A while back, I bought one volume of the six-volume set of Monseñor Romero's homilies, the volume that holds his reflections (in Spanish) on the liturgical readings for Cycle B, from June to November, 1979. Thirty years later, we're hearing those same readings proclaimed on Sundays.

Reading Monseñor's 1979 homilies is a multilayered experience. I'm aware of the passion and power of his reflections, of his deep love for scripture and for the church. He also comments every week on what is going on, the increasing repression and reprisals that would lead to his own assassination only a few months later. Reading what he said over the radio to the people of El Salvador (and everybody sat by their radio to listen, I'm told) I feel a great sorrow for the loss that is still to come, the loss of this great and clear and loving voice.
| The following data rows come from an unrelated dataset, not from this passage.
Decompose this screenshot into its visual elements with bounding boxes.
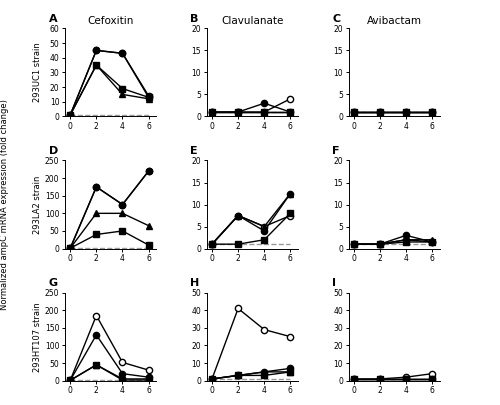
Text: E: E <box>190 146 198 156</box>
Text: I: I <box>332 278 336 288</box>
Text: D: D <box>48 146 58 156</box>
Text: G: G <box>48 278 58 288</box>
Text: H: H <box>190 278 200 288</box>
Text: 293LA2 strain: 293LA2 strain <box>33 175 42 234</box>
Title: Avibactam: Avibactam <box>367 16 422 26</box>
Text: 293UC1 strain: 293UC1 strain <box>33 43 42 102</box>
Text: A: A <box>48 14 57 24</box>
Text: F: F <box>332 146 340 156</box>
Text: Normalized ampC mRNA expression (fold change): Normalized ampC mRNA expression (fold ch… <box>0 99 10 310</box>
Title: Cefoxitin: Cefoxitin <box>88 16 134 26</box>
Text: B: B <box>190 14 198 24</box>
Text: 293HT107 strain: 293HT107 strain <box>33 302 42 371</box>
Title: Clavulanate: Clavulanate <box>222 16 284 26</box>
Text: C: C <box>332 14 340 24</box>
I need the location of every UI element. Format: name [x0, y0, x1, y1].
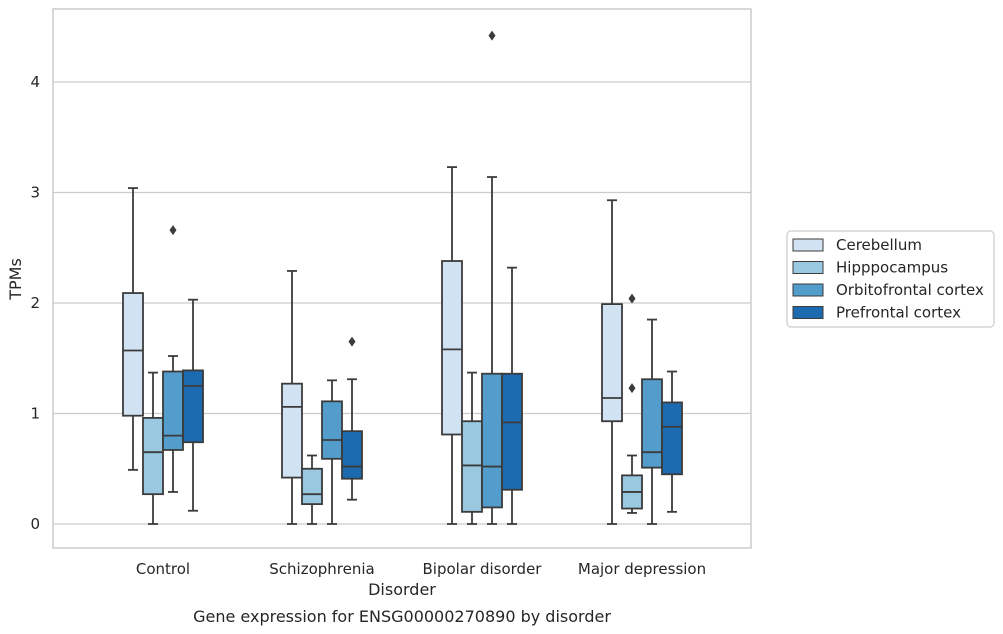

It's powerful to hold these homilies and the terrible times in El Salvador 30 years ago in mind and heart as I look at today's world. Better here, yes, but tonight there's another tense situation in Honduras, and there are places of loss and agony all over the world. I've also just finished The Lost: A Search for Six of Six Million by Daniel Mendelsohn, a book that took me back 70 years to see and know some of the ordinary lives that were wasted in the Holocaust. Reading Monseñor and Daniel Mendelsohn, one sees the horrible, repetitive, banal quality of evil, of what can be unleashed when the restraints are off, when some humans have become prey, have been seen as less than human because they're Jewish or Tutsi or thought to be communists. The supposedly civilized times of my life have known too much of evil unleashed.